In light of what these findings do illuminate, Houry recommends an holistic approach to caring for the students. Factors that can help protect them include family support, improving stress-coping skills, access to mental health service and fostering social bonds or "connectedness."

One expert hoped that the data would spur a movement to address the risks these teens face and what communities can do to help them.

"Some of the things we already suspected," David Bond, a licensed social worker and vice president of programs at Trevor Project, a leading national organization providing crisis intervention and suicide prevention services to lesbian, gay, bisexual, transgender and questioning youth said. "But the most important thing about this is it helps to spark a national conversation about genuine public health issues."

He mentioned mental health and community resources for teens in crisis, such as his organization’s Trevor Project Lifeline and the National Suicide Prevention Lifeline.

The findings of this study are based on the national 2015 Youth Risk Behavior Survey (YRBS), which was conducted among representative samples of students in grades 9-12 from public and private schools across all fifty states and the District of Columbia.

The CDC's Youth Risk Behavior Surveillance System (YRBSS), which monitors priority health-related behaviors that contribute to the leading cause of health issues among young adults, included two new questions about sexual minority status in its standard YRBS questionnaire for the first time.

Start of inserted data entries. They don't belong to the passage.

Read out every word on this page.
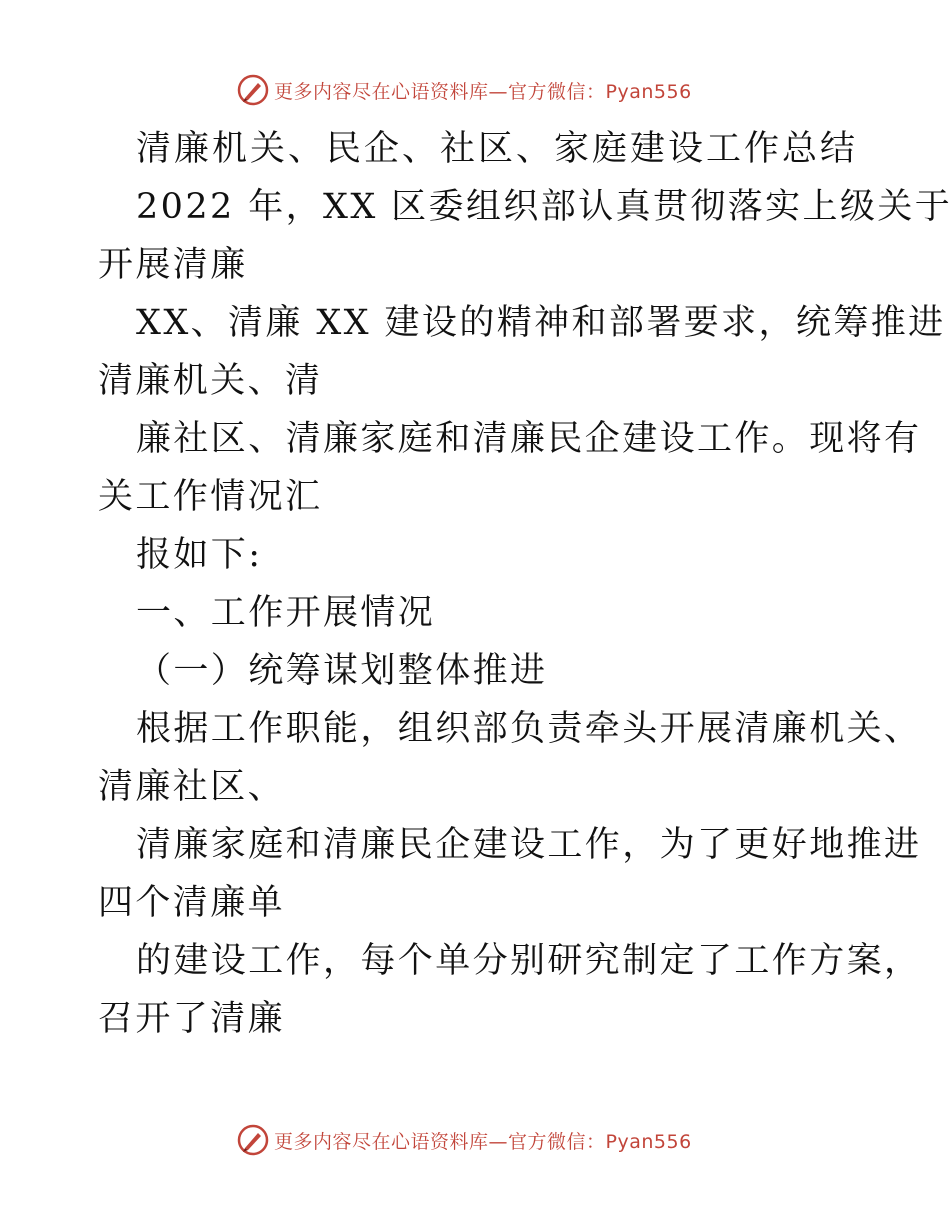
更多内容尽在心语资料库—官方微信：Pyan556
清廉机关、民企、社区、家庭建设工作总结
2022 年，XX 区委组织部认真贯彻落实上级关于
开展清廉
XX、清廉 XX 建设的精神和部署要求，统筹推进
清廉机关、清
廉社区、清廉家庭和清廉民企建设工作。现将有
关工作情况汇
报如下:
一、工作开展情况
（一）统筹谋划整体推进
根据工作职能，组织部负责牵头开展清廉机关、
清廉社区、
清廉家庭和清廉民企建设工作，为了更好地推进
四个清廉单
的建设工作，每个单分别研究制定了工作方案，
召开了清廉
更多内容尽在心语资料库—官方微信：Pyan556
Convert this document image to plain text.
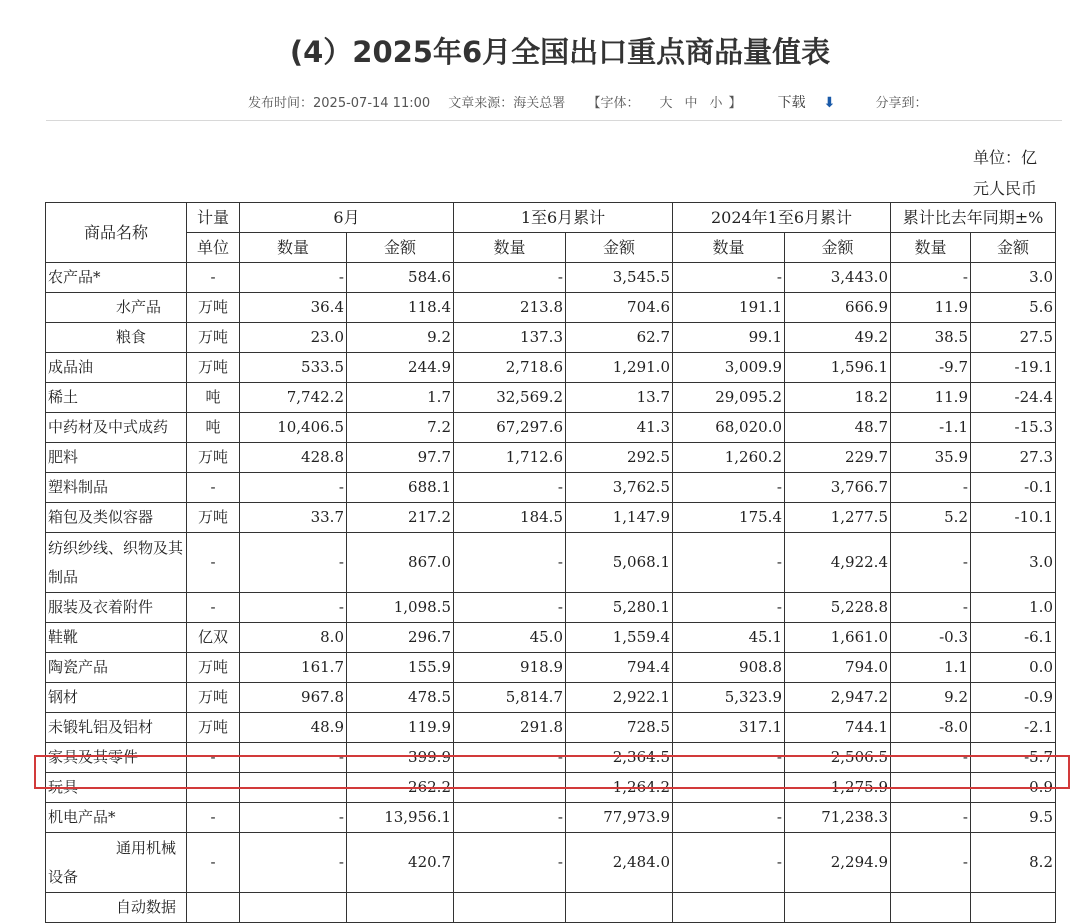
(4）2025年6月全国出口重点商品量值表
发布时间：2025-07-14 11:00 文章来源：海关总署 【字体： 大 中 小 】	下载 ⬇	分享到：
单位：亿
元人民币
商品名称	计量	6月		1至6月累计		2024年1至6月累计		累计比去年同期±%	
	单位	数量	金额	数量	金额	数量	金额	数量	金额
农产品*	-	-	584.6	-	3,545.5	-	3,443.0	-	3.0
水产品	万吨	36.4	118.4	213.8	704.6	191.1	666.9	11.9	5.6
粮食	万吨	23.0	9.2	137.3	62.7	99.1	49.2	38.5	27.5
成品油	万吨	533.5	244.9	2,718.6	1,291.0	3,009.9	1,596.1	-9.7	-19.1
稀土	吨	7,742.2	1.7	32,569.2	13.7	29,095.2	18.2	11.9	-24.4
中药材及中式成药	吨	10,406.5	7.2	67,297.6	41.3	68,020.0	48.7	-1.1	-15.3
肥料	万吨	428.8	97.7	1,712.6	292.5	1,260.2	229.7	35.9	27.3
塑料制品	-	-	688.1	-	3,762.5	-	3,766.7	-	-0.1
箱包及类似容器	万吨	33.7	217.2	184.5	1,147.9	175.4	1,277.5	5.2	-10.1
纺织纱线、织物及其制品	-	-	867.0	-	5,068.1	-	4,922.4	-	3.0
服装及衣着附件	-	-	1,098.5	-	5,280.1	-	5,228.8	-	1.0
鞋靴	亿双	8.0	296.7	45.0	1,559.4	45.1	1,661.0	-0.3	-6.1
陶瓷产品	万吨	161.7	155.9	918.9	794.4	908.8	794.0	1.1	0.0
钢材	万吨	967.8	478.5	5,814.7	2,922.1	5,323.9	2,947.2	9.2	-0.9
未锻轧铝及铝材	万吨	48.9	119.9	291.8	728.5	317.1	744.1	-8.0	-2.1
家具及其零件	-	-	399.9	-	2,364.5	-	2,506.5	-	-5.7
玩具	-	-	262.2	-	1,264.2	-	1,275.9	-	-0.9
机电产品*	-	-	13,956.1	-	77,973.9	-	71,238.3	-	9.5

通用机械
设备	-	-	420.7	-	2,484.0	-	2,294.9	-	8.2
自动数据									
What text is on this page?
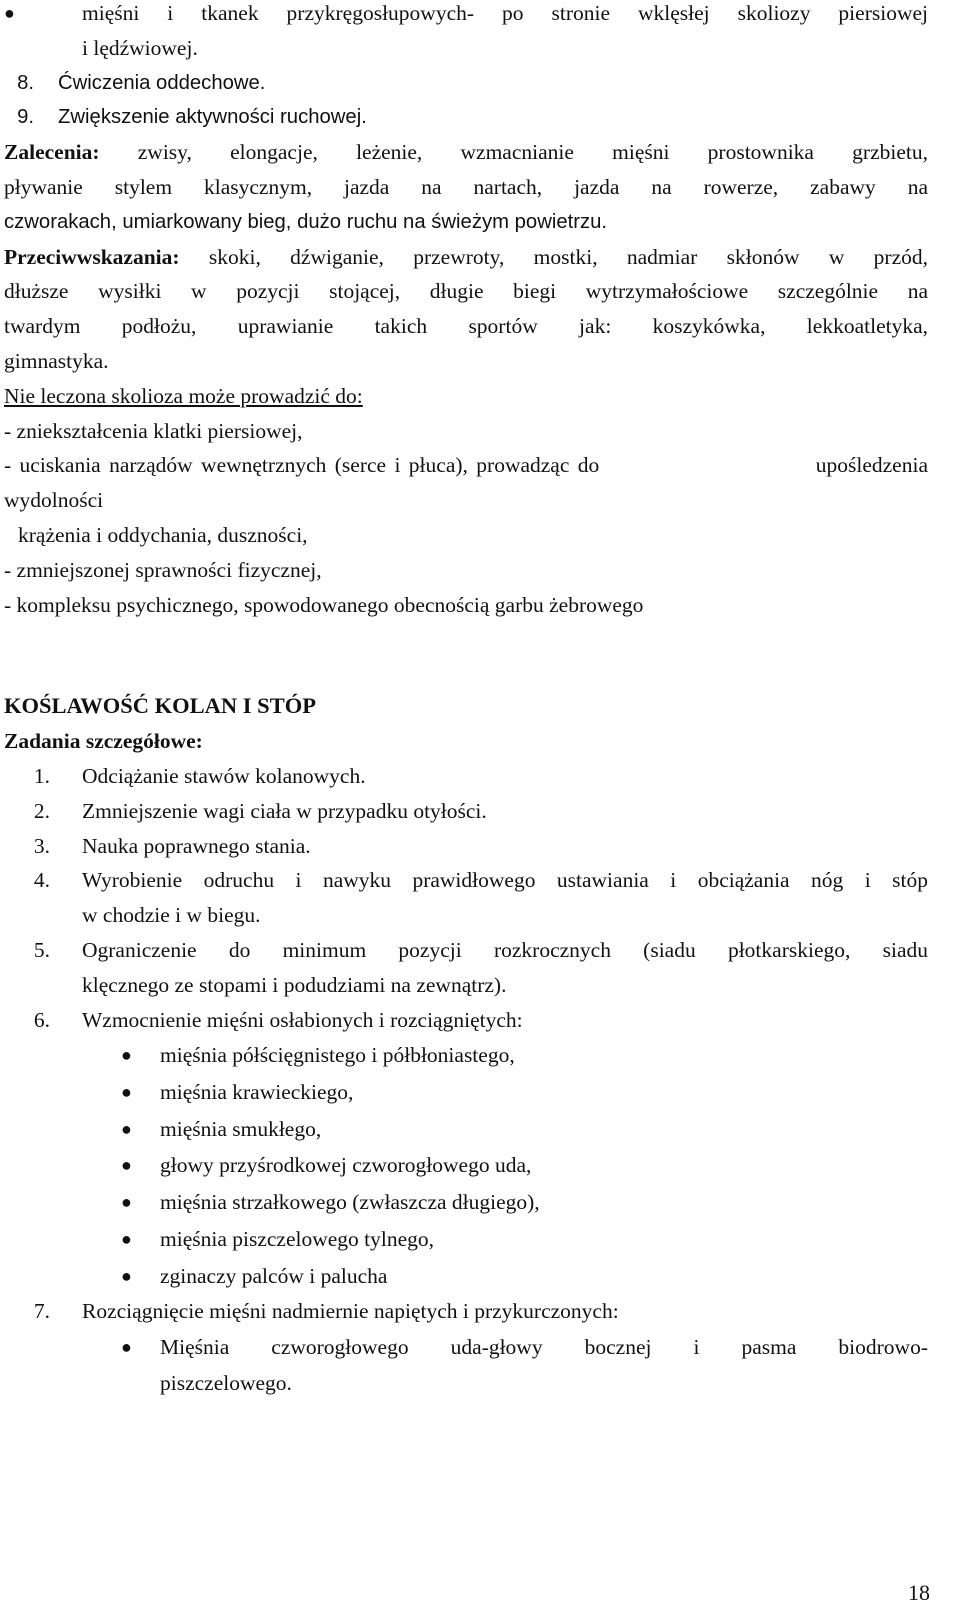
●	mięśni i tkanek przykręgosłupowych- po stronie wklęsłej skoliozy piersiowej
i lędźwiowej.
8. Ćwiczenia oddechowe.
9. Zwiększenie aktywności ruchowej.
Zalecenia: zwisy, elongacje, leżenie, wzmacnianie mięśni prostownika grzbietu,
pływanie stylem klasycznym, jazda na nartach, jazda na rowerze, zabawy na
czworakach, umiarkowany bieg, dużo ruchu na świeżym powietrzu.
Przeciwwskazania: skoki, dźwiganie, przewroty, mostki, nadmiar skłonów w przód,
dłuższe wysiłki w pozycji stojącej, długie biegi wytrzymałościowe szczególnie na
twardym podłożu, uprawianie takich sportów jak: koszykówka, lekkoatletyka,
gimnastyka.
Nie leczona skolioza może prowadzić do:
- zniekształcenia klatki piersiowej,
- uciskania narządów wewnętrznych (serce i płuca), prowadząc do	upośledzenia
wydolności
krążenia i oddychania, duszności,
- zmniejszonej sprawności fizycznej,
- kompleksu psychicznego, spowodowanego obecnością garbu żebrowego
KOŚLAWOŚĆ KOLAN I STÓP
Zadania szczegółowe:
1. Odciążanie stawów kolanowych.
2. Zmniejszenie wagi ciała w przypadku otyłości.
3. Nauka poprawnego stania.
4.	Wyrobienie odruchu i nawyku prawidłowego ustawiania i obciążania nóg i stóp
w chodzie i w biegu.
5.	Ograniczenie do minimum pozycji rozkrocznych (siadu płotkarskiego, siadu
klęcznego ze stopami i podudziami na zewnątrz).
6. Wzmocnienie mięśni osłabionych i rozciągniętych:
●	mięśnia półścięgnistego i półbłoniastego,
●	mięśnia krawieckiego,
●	mięśnia smukłego,
●	głowy przyśrodkowej czworogłowego uda,
●	mięśnia strzałkowego (zwłaszcza długiego),
●	mięśnia piszczelowego tylnego,
●	zginaczy palców i palucha
7. Rozciągnięcie mięśni nadmiernie napiętych i przykurczonych:
●	Mięśnia czworogłowego uda-głowy bocznej i pasma biodrowo-
piszczelowego.
18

Investigators acknowledge several limitations to this study. The data apply only to youth who are enrolled in school and, therefore, may not capture the entire population of lesbian, gay or bisexual youth in the United States. Researchers also did not formulate questions about transgender identity for this study. Moreover, students might not have known their sexual identity, or might not have been willing to disclose it on a questionnaire.

The CDC researchers plan to continue to survey and study interventions to combat the public health issues raised in this study.

Dr. Shali Zhang is a Chief Resident in Dermatology at Emory University. She is also a resident at ABC News in the medical unit.